Situation: we have a potting shed that the prior owner ran power to from the main panel. Overhead wires in PVC conduit, just 6 feet away. 6/3 for the kiln, and two 12/2 for heat and lights. Well, I got dinged on this: the outbuilding only gets one wire (the 6/3), not 3) NEC 225.30. Fine. I’ll disconnect the others at both ends.
And I need a subpanel in the outbuilding. Fine. Got one.
But where I’m stumped is this:
“Buildings or structures supplied by feeders or branch circuits shall have a grounding electrode or grounding electrode system installed in accordance with 250.50. The grounding electrode conductors shall be connected in accordance with 250.32(b)”

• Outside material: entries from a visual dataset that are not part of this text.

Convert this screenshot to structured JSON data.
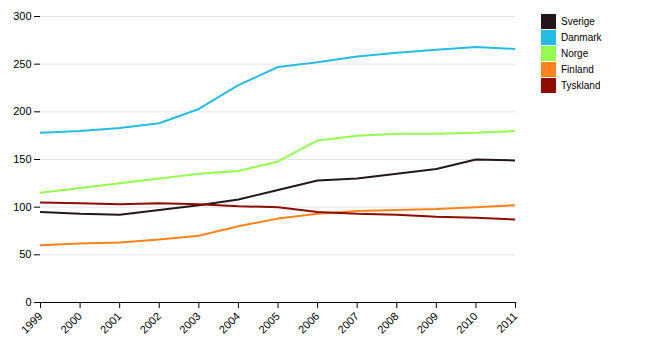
{
  "chart_data": {
    "type": "line",
    "x": [
      1999,
      2000,
      2001,
      2002,
      2003,
      2004,
      2005,
      2006,
      2007,
      2008,
      2009,
      2010,
      2011
    ],
    "series": [
      {
        "name": "Sverige",
        "values": [
          95,
          93,
          92,
          97,
          102,
          108,
          118,
          128,
          130,
          135,
          140,
          150,
          149
        ]
      },
      {
        "name": "Danmark",
        "values": [
          178,
          180,
          183,
          188,
          203,
          228,
          247,
          252,
          258,
          262,
          265,
          268,
          266
        ]
      },
      {
        "name": "Norge",
        "values": [
          115,
          120,
          125,
          130,
          135,
          138,
          148,
          170,
          175,
          177,
          177,
          178,
          180
        ]
      },
      {
        "name": "Finland",
        "values": [
          60,
          62,
          63,
          66,
          70,
          80,
          88,
          93,
          96,
          97,
          98,
          100,
          102
        ]
      },
      {
        "name": "Tyskland",
        "values": [
          105,
          104,
          103,
          104,
          103,
          101,
          100,
          95,
          93,
          92,
          90,
          89,
          87
        ]
      }
    ],
    "xlim": [
      1999,
      2011
    ],
    "xticks": [
      1999,
      2000,
      2001,
      2002,
      2003,
      2004,
      2005,
      2006,
      2007,
      2008,
      2009,
      2010,
      2011
    ],
    "ylim": [
      0,
      300
    ],
    "yticks": [
      0,
      50,
      100,
      150,
      200,
      250,
      300
    ],
    "grid": true,
    "legend": "right"
  }
}
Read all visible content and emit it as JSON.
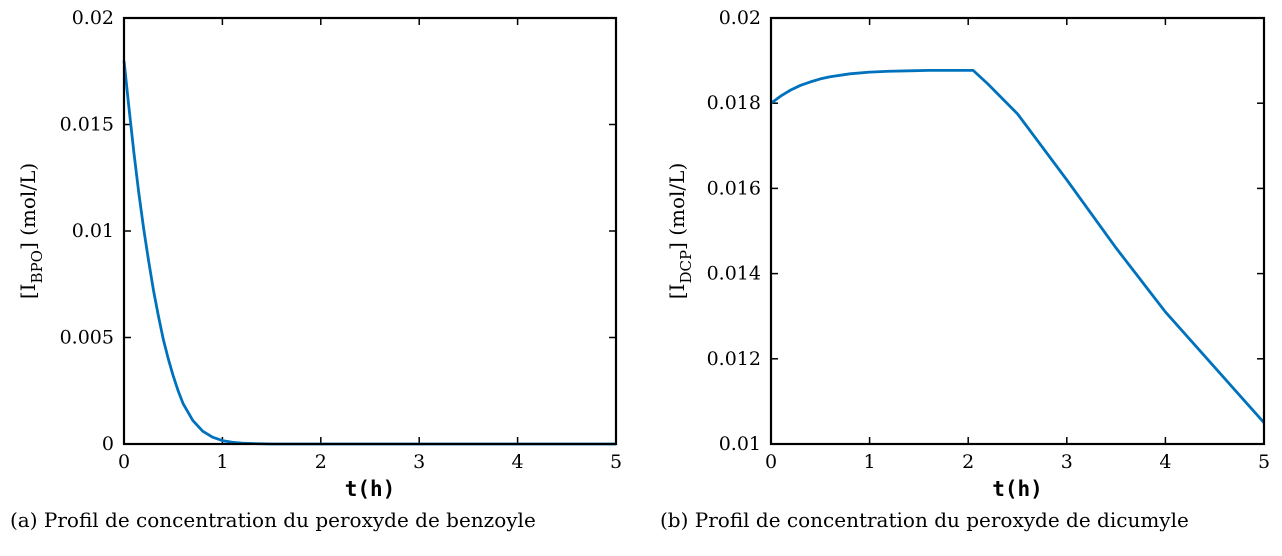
{
  "chart_data": [
    {
      "type": "line",
      "caption": "(a) Profil de concentration du peroxyde de benzoyle",
      "xlabel": "t(h)",
      "ylabel": {
        "prefix": "[I",
        "sub": "BPO",
        "suffix": "] (mol/L)"
      },
      "xlim": [
        0,
        5
      ],
      "ylim": [
        0,
        0.02
      ],
      "xticks": [
        0,
        1,
        2,
        3,
        4,
        5
      ],
      "xtick_labels": [
        "0",
        "1",
        "2",
        "3",
        "4",
        "5"
      ],
      "yticks": [
        0,
        0.005,
        0.01,
        0.015,
        0.02
      ],
      "ytick_labels": [
        "0",
        "0.005",
        "0.01",
        "0.015",
        "0.02"
      ],
      "grid": false,
      "color": "#0072BD",
      "series": [
        {
          "x": [
            0,
            0.05,
            0.1,
            0.15,
            0.2,
            0.25,
            0.3,
            0.35,
            0.4,
            0.45,
            0.5,
            0.55,
            0.6,
            0.7,
            0.8,
            0.9,
            1.0,
            1.1,
            1.2,
            1.3,
            1.5,
            2.0,
            3.0,
            4.0,
            5.0
          ],
          "y": [
            0.018,
            0.0158,
            0.0137,
            0.0118,
            0.0101,
            0.0086,
            0.0072,
            0.006,
            0.0049,
            0.004,
            0.0032,
            0.0025,
            0.0019,
            0.0011,
            0.0006,
            0.00032,
            0.00016,
            8e-05,
            4e-05,
            2e-05,
            0.0,
            0.0,
            0.0,
            0.0,
            0.0
          ]
        }
      ]
    },
    {
      "type": "line",
      "caption": "(b) Profil de concentration du peroxyde de dicumyle",
      "xlabel": "t(h)",
      "ylabel": {
        "prefix": "[I",
        "sub": "DCP",
        "suffix": "] (mol/L)"
      },
      "xlim": [
        0,
        5
      ],
      "ylim": [
        0.01,
        0.02
      ],
      "xticks": [
        0,
        1,
        2,
        3,
        4,
        5
      ],
      "xtick_labels": [
        "0",
        "1",
        "2",
        "3",
        "4",
        "5"
      ],
      "yticks": [
        0.01,
        0.012,
        0.014,
        0.016,
        0.018,
        0.02
      ],
      "ytick_labels": [
        "0.01",
        "0.012",
        "0.014",
        "0.016",
        "0.018",
        "0.02"
      ],
      "grid": false,
      "color": "#0072BD",
      "series": [
        {
          "x": [
            0,
            0.1,
            0.2,
            0.3,
            0.4,
            0.5,
            0.6,
            0.8,
            1.0,
            1.2,
            1.4,
            1.6,
            1.8,
            2.0,
            2.05,
            2.2,
            2.5,
            3.0,
            3.5,
            4.0,
            4.5,
            5.0
          ],
          "y": [
            0.018,
            0.01817,
            0.01831,
            0.01842,
            0.0185,
            0.01857,
            0.01862,
            0.01869,
            0.01873,
            0.01875,
            0.01876,
            0.01877,
            0.01877,
            0.01877,
            0.01877,
            0.01845,
            0.01775,
            0.0162,
            0.0146,
            0.0131,
            0.0118,
            0.0105
          ]
        }
      ]
    }
  ]
}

So.. I looked up 250.32(b) in the Washington State L&I code, and it starts talking about equipment grounding. Ok, fine. Run a bare #10 (or #6?) to the subpanel frame, not the ground/neutral bars. But that’s just one end, where does the other end go?
1. To the other panel? In the house, all grounds are connected. The neutral/grounds are wired to the equipment, wired to the plumbing and a 5/8″ rod.

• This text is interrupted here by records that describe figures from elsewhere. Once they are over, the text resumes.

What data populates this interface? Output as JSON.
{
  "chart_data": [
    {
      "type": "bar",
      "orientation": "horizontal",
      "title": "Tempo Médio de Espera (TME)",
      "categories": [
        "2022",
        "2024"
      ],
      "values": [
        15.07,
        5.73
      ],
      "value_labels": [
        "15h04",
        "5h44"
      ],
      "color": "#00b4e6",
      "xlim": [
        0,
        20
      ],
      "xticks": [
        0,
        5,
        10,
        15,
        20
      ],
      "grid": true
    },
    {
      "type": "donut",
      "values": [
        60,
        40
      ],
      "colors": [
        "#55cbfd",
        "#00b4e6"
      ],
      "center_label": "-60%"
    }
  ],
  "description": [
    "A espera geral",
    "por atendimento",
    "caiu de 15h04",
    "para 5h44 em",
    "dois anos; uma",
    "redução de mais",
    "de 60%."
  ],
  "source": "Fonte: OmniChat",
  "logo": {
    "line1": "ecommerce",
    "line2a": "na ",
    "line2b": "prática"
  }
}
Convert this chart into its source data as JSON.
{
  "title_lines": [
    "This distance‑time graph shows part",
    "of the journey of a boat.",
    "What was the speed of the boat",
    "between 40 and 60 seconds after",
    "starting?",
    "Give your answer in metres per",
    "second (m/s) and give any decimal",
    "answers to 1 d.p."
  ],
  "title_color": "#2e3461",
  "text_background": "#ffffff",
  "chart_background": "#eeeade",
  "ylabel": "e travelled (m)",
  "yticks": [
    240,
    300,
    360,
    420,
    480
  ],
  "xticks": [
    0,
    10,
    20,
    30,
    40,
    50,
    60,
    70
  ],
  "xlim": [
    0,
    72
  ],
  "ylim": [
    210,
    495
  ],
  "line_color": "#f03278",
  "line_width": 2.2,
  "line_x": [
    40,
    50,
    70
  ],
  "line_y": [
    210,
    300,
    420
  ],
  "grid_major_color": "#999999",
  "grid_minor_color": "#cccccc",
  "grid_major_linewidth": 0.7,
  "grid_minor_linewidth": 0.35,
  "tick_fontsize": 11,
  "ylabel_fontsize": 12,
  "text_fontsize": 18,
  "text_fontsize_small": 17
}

2. to the Earth? with a 5/8″ galv ground rod? Might be… and if so, would that solve the “grounding electrode” business?
Replies
A ground rod is a grounding electrode. You definitely need a ground rod for your panel.

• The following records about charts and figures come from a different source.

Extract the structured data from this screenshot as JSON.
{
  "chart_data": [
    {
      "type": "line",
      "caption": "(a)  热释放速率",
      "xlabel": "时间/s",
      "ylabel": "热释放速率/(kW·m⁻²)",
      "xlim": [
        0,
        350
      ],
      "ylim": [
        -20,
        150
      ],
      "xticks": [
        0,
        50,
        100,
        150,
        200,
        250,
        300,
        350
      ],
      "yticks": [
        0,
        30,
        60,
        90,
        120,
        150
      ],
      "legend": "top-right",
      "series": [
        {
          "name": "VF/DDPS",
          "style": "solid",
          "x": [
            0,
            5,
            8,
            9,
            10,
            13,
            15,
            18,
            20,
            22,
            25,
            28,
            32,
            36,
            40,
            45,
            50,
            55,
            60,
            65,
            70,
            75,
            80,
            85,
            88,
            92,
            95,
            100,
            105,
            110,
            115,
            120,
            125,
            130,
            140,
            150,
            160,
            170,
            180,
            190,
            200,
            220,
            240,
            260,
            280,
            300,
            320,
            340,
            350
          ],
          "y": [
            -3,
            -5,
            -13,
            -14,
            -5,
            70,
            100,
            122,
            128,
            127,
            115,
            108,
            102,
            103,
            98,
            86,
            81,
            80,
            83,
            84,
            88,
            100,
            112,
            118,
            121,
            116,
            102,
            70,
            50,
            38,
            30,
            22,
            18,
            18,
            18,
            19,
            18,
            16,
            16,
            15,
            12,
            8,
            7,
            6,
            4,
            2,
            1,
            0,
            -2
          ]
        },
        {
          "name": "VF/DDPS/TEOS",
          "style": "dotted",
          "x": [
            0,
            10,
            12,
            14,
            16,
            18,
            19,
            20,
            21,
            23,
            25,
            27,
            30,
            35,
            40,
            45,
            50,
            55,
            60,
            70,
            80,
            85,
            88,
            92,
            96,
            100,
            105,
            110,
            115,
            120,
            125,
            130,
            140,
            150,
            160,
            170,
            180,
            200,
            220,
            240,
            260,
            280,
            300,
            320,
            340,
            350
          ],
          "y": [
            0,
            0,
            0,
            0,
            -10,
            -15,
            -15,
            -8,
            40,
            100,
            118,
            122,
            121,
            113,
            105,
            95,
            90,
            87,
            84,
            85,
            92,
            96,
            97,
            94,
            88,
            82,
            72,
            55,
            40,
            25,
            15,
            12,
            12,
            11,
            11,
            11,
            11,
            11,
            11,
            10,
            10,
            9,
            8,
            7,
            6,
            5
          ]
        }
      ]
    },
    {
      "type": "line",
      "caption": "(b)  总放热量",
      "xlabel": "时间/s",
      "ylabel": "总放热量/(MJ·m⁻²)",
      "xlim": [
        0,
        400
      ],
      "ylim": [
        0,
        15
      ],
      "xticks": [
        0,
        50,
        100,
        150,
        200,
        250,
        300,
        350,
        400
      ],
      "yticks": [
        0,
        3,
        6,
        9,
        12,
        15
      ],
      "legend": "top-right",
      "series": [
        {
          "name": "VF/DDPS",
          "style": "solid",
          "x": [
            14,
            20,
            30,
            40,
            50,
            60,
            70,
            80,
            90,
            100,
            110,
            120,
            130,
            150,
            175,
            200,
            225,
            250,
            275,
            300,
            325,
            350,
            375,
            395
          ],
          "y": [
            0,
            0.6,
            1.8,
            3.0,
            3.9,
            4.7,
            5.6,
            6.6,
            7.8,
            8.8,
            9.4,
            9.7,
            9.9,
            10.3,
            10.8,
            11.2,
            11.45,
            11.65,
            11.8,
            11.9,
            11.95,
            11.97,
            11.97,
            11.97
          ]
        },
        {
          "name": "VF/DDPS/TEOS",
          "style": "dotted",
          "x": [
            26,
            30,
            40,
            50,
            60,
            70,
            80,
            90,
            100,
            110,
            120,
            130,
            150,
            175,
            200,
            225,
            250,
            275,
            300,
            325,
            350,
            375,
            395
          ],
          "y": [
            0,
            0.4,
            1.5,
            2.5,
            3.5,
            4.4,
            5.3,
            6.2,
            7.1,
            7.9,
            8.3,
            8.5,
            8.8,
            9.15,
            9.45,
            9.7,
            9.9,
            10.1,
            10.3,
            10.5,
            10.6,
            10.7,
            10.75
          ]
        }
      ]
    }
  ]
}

They won't sell you a gun if you are crying.
http://thewoodwhisperer.com/
you got to have 4 wire to main and a ground rod driven at out building
If the two panels aren't connected by a metal raceway then you don't need the ground from the main panel.
They won't sell you a gun if you are crying.
http://thewoodwhisperer.com/
my favorite county inspector wrote me up on this matter. 4 wire no matter what. so thats what I did. and my building 80 feet away with pvc conduit
They all read it their own way. :)
They won't sell you a gun if you are crying.
http://thewoodwhisperer.com/
Yep, makes sense. Just got back from the hardware store, 30 bucks lighter.
Greetings from somewhere else in Washington. They are probably going to require (2) 5/8" x 8 ground rods driven all the way in, not closer than 6' from each other, with a ground wire from the subpanel... I think that'd be #6 copper but you better check. Anything more than 5 feet of metal water pipe (or gas, I suppose) is going to require bonding also.
I hope you're wrong on that 2 rod thing... I just have one. After all, it's not for current grounding, just the equipment ground.
Oh, and by the way, I just got done pounding in the ground rod and that was the sweetest ground rod I ever sunk into earth.. it must have gone in 1-2" per whack of the 5 lb hammer. Done in no time!!
(and if I DO need another rod, it won't take long to install)...
Well, we passed! And I found out the mysteries of outbuilding grounding (at least as far as my inspector is concerned):
#6 solid copper from 8' galv ground rod to a strip attached to the panel box.
All copper grounds including the feeder ground go to this strip.
White/red/black to the bus and insulated neutral bar, and all white neutrals to that insulated neutral bar.
And one rod was enough to satisfy him.
-- pshew! We only had to put the sheetrockers off one week.